A squall,--hideous in its unearthly clangor,--split the night silences. The maddened cat whirled about, spitting and yowling; and set its foaming teeth in the dog's fur-armored shoulder. But before the terrible curved claws could be called into action, Lad's rending jaws had done their work upon the spine.

To the verge of the narrow ledge the two combatants had rolled in their unloving embrace. Its last lurch of agony carped the stricken wildcat over the edge and out the ninety-foot drop into the ravine. Lad was all-but carried along with his adversary. He clawed wildly with his toes for a purchase on the smooth cliff wall; over which his hindquarters had slipped. For a second he hung, swaying, above the abyss.

Cyril, scared into semi-insanity by sight of the sudden brief battle, had caught up a stick from the rubbish at his feet. With this, not at all knowing what he did, he smote the struggling Lad with every atom of his feeble force, over the head.

Luckily for the gallant dog, the stick was rotten. It broke, in the blow; but not before its impact had well-nigh destroyed Lad's precarious balance.

One clawing hindfoot found toe-room in a flaw of rock. A tremendous heave of all his strained muscles; and Lad was scrambling to safety on the ledge.

Cyril's last atom of vigor and resistance had gone into that panic blow at the dog. Now, the child had flung himself helplessly down, against the wall of the ledge; and was weeping in delirious hysterics. Lad moved over to him; hesitated a moment, looking wistfully upward at the solid ground above. Then, he seemed to decide which way his duty pointed. Lying down beside the freezing child, he pressed his great shaggy body close to Cyril's; protecting him from the swirling snow and from the worst of the cold.

The dog's dark, deep-set eyes roved watchfully toward the crevice, alert for sign of any other marauder that might issue forth. His own shaggy shoulder was hurting him, annoyingly, from the wildcat's bite. But to this he gave no heed. Closer yet, he pressed his warm, furry body to the ice-cold youngster; fending off the elements as valorously as he had fended off the wildcat.

The warmth of the great body began to penetrate Cyril's numbed senses. The child snuggled to the dog, gratefully. Lad's pink tongue licked caressingly at the white face; and the collie whimpered crooning sympathy to the little sufferer.

So, for a time the dog and the child lay there; Cyril's numb body warming under the contact.
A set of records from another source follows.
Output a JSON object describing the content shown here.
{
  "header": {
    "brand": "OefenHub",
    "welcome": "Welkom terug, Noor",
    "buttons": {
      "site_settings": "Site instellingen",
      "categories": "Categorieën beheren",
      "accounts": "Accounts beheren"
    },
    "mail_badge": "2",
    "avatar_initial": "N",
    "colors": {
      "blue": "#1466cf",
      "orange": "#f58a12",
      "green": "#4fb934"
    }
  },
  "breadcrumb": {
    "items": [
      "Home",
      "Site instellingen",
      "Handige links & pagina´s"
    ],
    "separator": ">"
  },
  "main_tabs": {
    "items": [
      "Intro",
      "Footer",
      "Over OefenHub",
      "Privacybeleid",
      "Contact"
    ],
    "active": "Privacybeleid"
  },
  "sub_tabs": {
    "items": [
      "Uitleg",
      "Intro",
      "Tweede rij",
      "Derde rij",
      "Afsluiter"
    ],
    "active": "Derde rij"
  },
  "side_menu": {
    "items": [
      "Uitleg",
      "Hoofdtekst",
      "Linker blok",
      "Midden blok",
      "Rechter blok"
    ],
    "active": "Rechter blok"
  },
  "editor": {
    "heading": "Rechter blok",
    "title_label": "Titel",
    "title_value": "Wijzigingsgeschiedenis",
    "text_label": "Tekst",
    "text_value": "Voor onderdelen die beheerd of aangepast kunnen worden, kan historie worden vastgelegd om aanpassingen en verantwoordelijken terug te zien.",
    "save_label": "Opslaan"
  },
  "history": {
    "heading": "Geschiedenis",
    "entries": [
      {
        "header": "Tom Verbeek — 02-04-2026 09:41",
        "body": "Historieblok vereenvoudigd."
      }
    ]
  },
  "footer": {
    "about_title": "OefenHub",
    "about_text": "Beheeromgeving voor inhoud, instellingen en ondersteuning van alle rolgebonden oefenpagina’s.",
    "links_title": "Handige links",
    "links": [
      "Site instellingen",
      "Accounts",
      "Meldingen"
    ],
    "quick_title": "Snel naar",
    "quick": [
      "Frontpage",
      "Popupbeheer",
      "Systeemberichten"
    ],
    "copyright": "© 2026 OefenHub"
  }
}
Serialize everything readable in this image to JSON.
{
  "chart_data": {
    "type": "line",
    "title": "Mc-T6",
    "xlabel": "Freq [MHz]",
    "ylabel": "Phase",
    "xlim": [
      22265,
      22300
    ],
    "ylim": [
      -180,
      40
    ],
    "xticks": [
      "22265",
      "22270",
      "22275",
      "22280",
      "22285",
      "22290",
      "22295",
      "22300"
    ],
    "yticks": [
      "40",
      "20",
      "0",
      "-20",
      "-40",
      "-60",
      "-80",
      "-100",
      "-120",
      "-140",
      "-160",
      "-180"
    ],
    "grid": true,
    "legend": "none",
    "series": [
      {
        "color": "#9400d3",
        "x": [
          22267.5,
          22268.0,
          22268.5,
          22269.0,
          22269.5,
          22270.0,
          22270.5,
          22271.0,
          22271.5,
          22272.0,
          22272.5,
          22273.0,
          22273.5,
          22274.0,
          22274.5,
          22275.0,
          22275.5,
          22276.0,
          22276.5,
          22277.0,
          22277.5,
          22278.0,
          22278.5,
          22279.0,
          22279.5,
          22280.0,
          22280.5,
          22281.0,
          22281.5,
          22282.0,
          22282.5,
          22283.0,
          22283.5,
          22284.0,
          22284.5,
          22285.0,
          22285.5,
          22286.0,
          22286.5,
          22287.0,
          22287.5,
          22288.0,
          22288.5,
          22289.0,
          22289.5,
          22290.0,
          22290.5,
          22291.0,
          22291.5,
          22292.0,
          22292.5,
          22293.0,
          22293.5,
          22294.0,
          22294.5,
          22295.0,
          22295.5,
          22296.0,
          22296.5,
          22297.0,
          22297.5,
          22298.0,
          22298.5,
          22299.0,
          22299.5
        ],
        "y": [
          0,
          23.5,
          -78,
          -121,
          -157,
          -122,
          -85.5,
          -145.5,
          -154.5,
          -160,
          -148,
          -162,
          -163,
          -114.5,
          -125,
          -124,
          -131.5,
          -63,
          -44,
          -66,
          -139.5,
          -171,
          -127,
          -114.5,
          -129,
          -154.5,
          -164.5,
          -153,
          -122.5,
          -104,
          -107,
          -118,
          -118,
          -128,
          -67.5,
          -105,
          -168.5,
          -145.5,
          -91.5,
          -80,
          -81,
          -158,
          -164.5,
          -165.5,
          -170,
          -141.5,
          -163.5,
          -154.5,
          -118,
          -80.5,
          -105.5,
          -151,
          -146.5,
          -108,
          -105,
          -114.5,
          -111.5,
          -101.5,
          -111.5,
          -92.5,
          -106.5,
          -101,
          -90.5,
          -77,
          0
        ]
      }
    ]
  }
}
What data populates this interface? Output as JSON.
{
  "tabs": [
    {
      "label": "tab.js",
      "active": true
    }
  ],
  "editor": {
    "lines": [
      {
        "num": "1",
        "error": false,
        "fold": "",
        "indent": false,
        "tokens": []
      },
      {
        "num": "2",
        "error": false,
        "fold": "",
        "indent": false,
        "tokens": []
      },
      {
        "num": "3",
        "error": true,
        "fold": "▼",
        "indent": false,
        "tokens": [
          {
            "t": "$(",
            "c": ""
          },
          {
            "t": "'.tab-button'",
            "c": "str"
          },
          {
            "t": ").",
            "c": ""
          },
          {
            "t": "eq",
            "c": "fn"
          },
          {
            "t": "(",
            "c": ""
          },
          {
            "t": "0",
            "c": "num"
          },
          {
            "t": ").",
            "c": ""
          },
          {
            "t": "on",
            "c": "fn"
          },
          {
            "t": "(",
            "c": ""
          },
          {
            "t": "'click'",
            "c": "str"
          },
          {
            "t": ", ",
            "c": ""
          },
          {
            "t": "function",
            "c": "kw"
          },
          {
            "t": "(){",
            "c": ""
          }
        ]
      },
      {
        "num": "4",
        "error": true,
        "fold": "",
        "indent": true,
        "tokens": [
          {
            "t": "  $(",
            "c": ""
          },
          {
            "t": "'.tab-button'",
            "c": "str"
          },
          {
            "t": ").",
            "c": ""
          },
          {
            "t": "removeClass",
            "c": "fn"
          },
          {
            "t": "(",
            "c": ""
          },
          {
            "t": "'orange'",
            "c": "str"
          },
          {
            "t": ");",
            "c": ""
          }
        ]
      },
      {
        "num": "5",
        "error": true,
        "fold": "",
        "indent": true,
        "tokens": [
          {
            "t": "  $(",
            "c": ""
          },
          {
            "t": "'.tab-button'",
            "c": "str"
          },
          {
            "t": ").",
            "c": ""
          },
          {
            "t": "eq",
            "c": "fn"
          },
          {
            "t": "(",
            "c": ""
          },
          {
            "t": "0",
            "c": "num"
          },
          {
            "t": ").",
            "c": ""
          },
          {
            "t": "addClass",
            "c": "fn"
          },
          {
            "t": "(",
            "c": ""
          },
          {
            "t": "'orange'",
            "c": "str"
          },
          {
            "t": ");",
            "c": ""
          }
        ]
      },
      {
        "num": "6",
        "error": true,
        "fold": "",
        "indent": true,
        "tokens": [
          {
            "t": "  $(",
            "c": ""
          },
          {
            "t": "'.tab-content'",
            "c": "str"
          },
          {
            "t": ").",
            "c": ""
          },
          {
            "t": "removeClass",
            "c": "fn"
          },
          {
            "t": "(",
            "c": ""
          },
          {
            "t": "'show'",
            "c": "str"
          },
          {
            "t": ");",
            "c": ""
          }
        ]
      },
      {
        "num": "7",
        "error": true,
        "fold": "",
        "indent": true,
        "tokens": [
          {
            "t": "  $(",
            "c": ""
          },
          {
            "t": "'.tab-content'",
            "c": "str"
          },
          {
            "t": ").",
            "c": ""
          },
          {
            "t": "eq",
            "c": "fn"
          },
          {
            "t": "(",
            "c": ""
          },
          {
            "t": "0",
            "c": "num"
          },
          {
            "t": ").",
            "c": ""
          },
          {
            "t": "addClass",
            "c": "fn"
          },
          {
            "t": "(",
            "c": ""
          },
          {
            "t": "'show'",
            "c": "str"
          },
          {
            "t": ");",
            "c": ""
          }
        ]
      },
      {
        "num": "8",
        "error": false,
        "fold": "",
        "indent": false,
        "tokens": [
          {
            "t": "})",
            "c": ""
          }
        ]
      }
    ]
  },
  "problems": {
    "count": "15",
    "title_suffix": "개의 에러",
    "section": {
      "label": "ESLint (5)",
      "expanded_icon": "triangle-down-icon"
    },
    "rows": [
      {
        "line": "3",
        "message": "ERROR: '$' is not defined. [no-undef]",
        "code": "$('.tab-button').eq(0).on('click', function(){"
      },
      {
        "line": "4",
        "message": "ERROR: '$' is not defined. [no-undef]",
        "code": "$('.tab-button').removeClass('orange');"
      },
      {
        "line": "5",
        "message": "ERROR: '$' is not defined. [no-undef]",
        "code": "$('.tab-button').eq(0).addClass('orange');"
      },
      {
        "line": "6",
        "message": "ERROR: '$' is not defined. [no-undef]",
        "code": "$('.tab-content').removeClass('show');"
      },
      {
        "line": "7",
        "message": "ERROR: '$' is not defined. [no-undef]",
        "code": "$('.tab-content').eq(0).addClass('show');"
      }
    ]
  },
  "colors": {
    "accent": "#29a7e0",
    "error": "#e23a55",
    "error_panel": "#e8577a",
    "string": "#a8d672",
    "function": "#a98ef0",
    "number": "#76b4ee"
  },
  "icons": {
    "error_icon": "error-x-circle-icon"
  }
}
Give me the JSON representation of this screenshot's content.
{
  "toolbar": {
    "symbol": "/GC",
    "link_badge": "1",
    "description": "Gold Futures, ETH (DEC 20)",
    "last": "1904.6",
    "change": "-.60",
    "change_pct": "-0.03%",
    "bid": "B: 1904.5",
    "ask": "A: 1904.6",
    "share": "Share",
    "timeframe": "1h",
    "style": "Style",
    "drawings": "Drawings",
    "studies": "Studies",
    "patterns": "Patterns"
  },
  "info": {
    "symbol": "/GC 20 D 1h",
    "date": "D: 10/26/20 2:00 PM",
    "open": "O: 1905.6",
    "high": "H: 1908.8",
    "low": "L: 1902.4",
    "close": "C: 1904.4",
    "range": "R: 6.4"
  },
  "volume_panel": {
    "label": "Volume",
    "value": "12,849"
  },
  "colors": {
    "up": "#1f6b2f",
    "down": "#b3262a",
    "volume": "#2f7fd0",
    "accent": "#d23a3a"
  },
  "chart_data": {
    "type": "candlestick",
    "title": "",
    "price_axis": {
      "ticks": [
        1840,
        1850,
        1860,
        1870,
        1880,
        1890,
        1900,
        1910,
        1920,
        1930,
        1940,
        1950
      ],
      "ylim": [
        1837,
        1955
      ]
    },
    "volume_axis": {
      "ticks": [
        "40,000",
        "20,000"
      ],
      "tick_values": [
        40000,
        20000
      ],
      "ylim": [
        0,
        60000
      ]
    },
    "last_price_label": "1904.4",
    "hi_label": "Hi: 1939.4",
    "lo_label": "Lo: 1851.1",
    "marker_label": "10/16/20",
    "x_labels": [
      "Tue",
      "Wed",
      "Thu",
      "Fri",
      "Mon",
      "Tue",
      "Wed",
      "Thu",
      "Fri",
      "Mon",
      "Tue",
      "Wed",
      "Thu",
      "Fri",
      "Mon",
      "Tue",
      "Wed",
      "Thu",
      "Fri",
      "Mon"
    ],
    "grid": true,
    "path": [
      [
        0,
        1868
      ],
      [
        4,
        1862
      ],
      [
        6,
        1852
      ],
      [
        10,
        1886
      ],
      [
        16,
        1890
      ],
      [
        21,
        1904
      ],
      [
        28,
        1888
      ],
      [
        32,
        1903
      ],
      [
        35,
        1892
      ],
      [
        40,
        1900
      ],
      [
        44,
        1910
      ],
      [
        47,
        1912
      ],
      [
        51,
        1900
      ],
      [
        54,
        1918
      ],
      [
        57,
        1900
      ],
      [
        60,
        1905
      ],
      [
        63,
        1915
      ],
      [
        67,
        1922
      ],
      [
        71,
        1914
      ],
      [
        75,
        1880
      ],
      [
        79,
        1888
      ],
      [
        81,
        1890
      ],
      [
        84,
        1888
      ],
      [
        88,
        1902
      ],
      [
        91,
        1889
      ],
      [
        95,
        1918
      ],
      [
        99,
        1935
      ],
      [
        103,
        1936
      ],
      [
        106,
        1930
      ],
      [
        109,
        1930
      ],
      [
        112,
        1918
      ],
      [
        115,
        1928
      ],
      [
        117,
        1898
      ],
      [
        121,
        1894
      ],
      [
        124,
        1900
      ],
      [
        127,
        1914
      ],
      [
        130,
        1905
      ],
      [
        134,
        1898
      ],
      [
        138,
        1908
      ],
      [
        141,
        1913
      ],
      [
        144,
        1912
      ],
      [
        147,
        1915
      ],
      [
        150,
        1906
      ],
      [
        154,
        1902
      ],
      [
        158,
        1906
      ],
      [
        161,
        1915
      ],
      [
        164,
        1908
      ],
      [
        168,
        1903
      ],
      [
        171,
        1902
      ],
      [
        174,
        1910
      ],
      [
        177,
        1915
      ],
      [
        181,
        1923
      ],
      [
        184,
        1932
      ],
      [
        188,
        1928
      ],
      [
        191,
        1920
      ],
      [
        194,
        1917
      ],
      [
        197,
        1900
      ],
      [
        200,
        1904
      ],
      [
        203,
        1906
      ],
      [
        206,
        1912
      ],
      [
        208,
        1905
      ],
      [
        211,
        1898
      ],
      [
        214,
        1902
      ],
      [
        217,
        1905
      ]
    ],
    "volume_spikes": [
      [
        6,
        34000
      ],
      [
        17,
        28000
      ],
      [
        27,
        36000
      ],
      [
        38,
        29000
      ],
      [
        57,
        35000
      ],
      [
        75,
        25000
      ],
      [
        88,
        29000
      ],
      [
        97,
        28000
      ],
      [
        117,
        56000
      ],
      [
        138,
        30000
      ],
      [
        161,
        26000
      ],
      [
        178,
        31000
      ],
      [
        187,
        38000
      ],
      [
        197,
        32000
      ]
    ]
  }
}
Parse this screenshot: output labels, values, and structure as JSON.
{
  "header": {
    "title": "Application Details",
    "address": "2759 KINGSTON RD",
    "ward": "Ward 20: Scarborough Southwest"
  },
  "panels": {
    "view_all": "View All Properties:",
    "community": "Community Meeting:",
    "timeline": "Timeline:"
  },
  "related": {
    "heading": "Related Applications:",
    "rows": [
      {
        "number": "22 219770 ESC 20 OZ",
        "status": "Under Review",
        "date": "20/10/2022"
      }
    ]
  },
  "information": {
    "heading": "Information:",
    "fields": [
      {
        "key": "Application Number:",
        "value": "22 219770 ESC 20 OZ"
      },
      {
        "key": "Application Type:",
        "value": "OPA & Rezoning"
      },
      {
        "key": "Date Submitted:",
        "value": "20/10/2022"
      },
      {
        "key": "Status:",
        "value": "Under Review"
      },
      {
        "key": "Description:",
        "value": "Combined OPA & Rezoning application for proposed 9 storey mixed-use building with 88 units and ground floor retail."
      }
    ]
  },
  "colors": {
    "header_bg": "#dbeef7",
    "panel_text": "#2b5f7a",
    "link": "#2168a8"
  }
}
Then, at a swift intake of the windy air, Lad's whimper changed to a thunder of wild barking. His nostrils had told him of the search party's approach, a few hundred yards to the windward.

Their dispiritingly aimless hunt changing into a scrambling rush in the direction whence came the faint-heard barks, the searchers trooped toward the ledge.

"Here we are!" shrilled the child, as the Master's halloo sounded directly above. "Here we are! Down here! A--a lion tackled us, awhile back. But we licked him;--I and Laddie!"



CHAPTER VII. The Juggernaut

Long shadows were stretching lazily athwart the lawn from the gnarled old giant trees. Over the whole drowsing world brooded the solemn hush of late summer afternoon.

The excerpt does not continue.